D. – Possiamo parlare come terza visita di un Pontefice, dopo quella del 1986 di San Giovanni Paolo II, quella di sei anni fa di Benedetto XVI, ormai di una consuetudine. Però sicuramente non è un avvenimento scontato…

R. – No, infatti. Più che di una consuetudine o abitudine, parliamo di un desiderio reciproco di abbraccio, di incontro, questa volta appunto in un contesto nuovo, ma sicuramente si è fatto tesoro delle esperienze precedenti. Ciascuna visita ha segnato una tappa nuova, importante, in momenti particolari e critici. Io direi che è un cammino irreversibile: abbiamo bisogno gli uni degli altri, seppure in maniera asimmetrica. Ma di fronte alla storia abbiamo bisogno di essere insieme.

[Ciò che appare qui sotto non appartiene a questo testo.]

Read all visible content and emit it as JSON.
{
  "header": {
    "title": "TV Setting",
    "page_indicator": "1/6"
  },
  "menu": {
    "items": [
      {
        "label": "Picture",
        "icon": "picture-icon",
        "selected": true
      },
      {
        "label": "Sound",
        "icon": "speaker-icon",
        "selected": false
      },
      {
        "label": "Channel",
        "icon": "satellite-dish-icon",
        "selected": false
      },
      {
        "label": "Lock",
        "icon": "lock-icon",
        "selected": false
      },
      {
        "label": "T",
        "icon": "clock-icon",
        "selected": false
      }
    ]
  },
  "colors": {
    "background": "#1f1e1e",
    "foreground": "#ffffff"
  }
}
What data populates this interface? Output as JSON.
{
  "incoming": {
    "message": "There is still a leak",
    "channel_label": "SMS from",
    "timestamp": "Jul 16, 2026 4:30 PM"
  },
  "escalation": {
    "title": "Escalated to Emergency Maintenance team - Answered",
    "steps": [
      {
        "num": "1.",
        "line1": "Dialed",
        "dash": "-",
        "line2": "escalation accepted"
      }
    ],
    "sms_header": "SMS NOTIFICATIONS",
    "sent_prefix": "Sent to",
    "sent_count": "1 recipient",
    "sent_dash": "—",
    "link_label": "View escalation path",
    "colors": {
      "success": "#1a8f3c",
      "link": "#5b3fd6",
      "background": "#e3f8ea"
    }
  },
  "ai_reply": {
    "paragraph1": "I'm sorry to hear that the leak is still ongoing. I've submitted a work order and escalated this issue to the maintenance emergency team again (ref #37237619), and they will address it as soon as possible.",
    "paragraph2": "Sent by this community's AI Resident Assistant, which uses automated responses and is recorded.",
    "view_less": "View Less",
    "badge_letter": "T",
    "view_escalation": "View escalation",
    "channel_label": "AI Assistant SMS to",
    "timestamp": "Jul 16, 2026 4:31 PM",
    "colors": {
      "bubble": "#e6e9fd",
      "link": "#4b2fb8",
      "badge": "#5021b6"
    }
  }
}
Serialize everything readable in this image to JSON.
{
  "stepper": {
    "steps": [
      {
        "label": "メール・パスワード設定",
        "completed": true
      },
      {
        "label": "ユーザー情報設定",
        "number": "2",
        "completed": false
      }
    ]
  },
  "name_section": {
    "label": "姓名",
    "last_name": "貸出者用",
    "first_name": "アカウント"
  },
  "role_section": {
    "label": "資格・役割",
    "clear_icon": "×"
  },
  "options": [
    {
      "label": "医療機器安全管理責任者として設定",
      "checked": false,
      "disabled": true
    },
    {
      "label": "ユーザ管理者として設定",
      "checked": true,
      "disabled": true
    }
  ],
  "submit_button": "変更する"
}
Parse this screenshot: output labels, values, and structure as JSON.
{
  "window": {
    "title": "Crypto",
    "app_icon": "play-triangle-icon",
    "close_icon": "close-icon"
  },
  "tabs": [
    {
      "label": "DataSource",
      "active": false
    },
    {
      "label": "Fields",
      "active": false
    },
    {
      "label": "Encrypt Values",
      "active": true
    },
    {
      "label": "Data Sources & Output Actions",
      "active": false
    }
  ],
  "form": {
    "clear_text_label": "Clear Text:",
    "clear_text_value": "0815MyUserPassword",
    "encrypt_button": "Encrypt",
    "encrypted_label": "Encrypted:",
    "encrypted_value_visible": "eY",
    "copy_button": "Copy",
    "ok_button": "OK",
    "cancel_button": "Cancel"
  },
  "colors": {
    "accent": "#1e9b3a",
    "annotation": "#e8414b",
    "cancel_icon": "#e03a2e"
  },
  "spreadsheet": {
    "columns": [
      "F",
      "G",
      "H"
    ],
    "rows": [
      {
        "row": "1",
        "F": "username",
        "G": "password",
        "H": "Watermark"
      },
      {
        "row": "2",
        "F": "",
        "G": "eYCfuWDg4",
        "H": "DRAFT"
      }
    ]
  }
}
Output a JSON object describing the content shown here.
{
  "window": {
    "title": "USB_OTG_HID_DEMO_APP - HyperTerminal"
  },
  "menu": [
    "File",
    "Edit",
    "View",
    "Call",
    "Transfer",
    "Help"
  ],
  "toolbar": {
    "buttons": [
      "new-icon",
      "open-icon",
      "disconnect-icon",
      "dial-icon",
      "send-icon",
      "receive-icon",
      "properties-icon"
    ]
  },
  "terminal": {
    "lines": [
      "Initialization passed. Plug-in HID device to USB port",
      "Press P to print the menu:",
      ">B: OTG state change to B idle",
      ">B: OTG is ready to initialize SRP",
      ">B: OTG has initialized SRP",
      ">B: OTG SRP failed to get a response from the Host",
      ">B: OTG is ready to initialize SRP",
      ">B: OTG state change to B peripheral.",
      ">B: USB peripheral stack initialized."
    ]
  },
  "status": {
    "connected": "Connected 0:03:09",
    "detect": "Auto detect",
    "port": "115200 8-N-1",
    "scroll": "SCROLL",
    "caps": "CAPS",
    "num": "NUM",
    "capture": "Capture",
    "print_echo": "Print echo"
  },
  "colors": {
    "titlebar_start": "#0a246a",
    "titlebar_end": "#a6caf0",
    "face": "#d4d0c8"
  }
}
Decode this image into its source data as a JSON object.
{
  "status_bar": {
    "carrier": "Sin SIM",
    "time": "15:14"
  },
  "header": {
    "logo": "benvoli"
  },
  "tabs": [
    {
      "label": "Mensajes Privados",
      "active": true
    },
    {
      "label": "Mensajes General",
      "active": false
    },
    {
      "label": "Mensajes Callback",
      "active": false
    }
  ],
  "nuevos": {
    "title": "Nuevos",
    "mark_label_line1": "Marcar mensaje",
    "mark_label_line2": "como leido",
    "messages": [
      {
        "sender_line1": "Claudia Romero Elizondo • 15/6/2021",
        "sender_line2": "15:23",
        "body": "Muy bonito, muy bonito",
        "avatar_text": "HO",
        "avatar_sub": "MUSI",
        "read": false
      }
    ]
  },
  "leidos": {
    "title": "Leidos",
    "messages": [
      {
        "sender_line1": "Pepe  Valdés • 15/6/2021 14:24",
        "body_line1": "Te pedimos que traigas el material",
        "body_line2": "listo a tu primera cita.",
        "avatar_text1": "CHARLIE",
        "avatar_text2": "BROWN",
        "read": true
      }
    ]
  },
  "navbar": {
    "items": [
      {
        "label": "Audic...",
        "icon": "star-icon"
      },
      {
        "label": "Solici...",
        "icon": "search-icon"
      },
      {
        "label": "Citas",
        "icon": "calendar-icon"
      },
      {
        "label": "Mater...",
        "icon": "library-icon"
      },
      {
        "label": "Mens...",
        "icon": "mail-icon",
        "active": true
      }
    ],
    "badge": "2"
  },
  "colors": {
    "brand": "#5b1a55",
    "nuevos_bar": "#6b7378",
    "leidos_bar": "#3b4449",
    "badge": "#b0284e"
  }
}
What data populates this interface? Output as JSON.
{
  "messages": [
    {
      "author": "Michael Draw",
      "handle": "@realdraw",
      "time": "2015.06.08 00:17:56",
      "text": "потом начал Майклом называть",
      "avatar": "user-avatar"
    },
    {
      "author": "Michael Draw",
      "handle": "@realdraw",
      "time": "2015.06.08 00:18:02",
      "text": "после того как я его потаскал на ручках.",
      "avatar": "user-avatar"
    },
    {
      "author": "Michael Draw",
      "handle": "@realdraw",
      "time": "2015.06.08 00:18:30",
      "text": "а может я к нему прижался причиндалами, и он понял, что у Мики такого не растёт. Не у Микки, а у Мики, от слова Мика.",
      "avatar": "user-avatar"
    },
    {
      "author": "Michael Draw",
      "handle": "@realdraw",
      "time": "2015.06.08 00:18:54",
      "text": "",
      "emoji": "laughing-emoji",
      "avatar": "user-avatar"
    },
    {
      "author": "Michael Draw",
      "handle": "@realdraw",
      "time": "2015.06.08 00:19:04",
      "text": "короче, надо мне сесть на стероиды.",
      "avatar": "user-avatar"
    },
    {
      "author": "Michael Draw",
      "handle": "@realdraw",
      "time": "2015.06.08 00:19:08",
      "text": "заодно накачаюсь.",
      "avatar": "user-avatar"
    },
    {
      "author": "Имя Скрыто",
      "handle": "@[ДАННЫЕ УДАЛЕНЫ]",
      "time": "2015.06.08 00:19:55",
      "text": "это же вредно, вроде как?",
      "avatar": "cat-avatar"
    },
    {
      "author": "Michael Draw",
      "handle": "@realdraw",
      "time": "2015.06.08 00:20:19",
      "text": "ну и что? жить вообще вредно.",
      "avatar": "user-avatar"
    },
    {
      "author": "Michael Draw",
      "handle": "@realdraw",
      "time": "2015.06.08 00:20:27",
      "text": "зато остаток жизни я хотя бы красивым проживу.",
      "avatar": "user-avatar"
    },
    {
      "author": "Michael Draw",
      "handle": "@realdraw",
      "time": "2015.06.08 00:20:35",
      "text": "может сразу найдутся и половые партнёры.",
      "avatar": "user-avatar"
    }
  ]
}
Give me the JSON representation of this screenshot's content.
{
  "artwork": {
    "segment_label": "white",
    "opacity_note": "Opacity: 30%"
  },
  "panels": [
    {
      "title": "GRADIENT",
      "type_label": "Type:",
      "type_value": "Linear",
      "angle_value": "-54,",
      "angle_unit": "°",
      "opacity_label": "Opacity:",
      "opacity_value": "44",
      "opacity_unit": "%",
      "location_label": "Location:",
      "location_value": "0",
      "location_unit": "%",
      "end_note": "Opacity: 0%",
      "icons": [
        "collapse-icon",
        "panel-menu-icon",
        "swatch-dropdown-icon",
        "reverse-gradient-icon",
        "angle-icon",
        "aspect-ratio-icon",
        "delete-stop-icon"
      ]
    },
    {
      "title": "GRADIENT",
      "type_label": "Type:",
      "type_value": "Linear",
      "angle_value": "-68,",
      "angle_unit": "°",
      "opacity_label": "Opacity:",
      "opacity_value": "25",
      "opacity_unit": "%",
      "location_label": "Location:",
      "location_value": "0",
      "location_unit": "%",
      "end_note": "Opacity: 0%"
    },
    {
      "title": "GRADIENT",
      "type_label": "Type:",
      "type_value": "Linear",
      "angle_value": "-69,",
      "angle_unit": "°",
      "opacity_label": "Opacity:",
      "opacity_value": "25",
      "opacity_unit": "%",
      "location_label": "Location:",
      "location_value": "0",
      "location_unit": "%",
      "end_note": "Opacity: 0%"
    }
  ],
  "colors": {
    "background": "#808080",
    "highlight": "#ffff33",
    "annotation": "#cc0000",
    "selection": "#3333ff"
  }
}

D. – Un’ultima circostanza importante è che questa visita avviene nel contesto di un Giubileo Straordinario della Misericordia. E sia la parola “Giubileo” che lo stesso concetto di Misericordia – lo ricorda anche il Papa nella Bolla di Indizione – ci collegano strettamente alla tradizione biblica, alla tradizione ebraica…

R. – Assolutamente. Il Giubileo, nella tradizione ebraica, faceva respirare la Terra: aiutava a ricomprendere il presente con uno sguardo di misericordia appunto che raggiungeva tutti. Per noi il Giubileo è anche un pellegrinaggio. Evidentemente questo non avviene da soli, ma affianco – accanto – nella fraternità con esponenti delle comunità altre. E la più prossima, la più vicina, con la quale abbiamo un debito fondamentale, profondo, nelle nostre radici, è la comunità ebraica. E noi siamo grati anche dell’attenzione e dell’accoglienza che Papa Francesco riceverà nel Tempio Maggiore, nella Sinagoga, perché in un certo modo, attraverso Papa Francesco, è un abbraccio che raggiungerà tutti noi.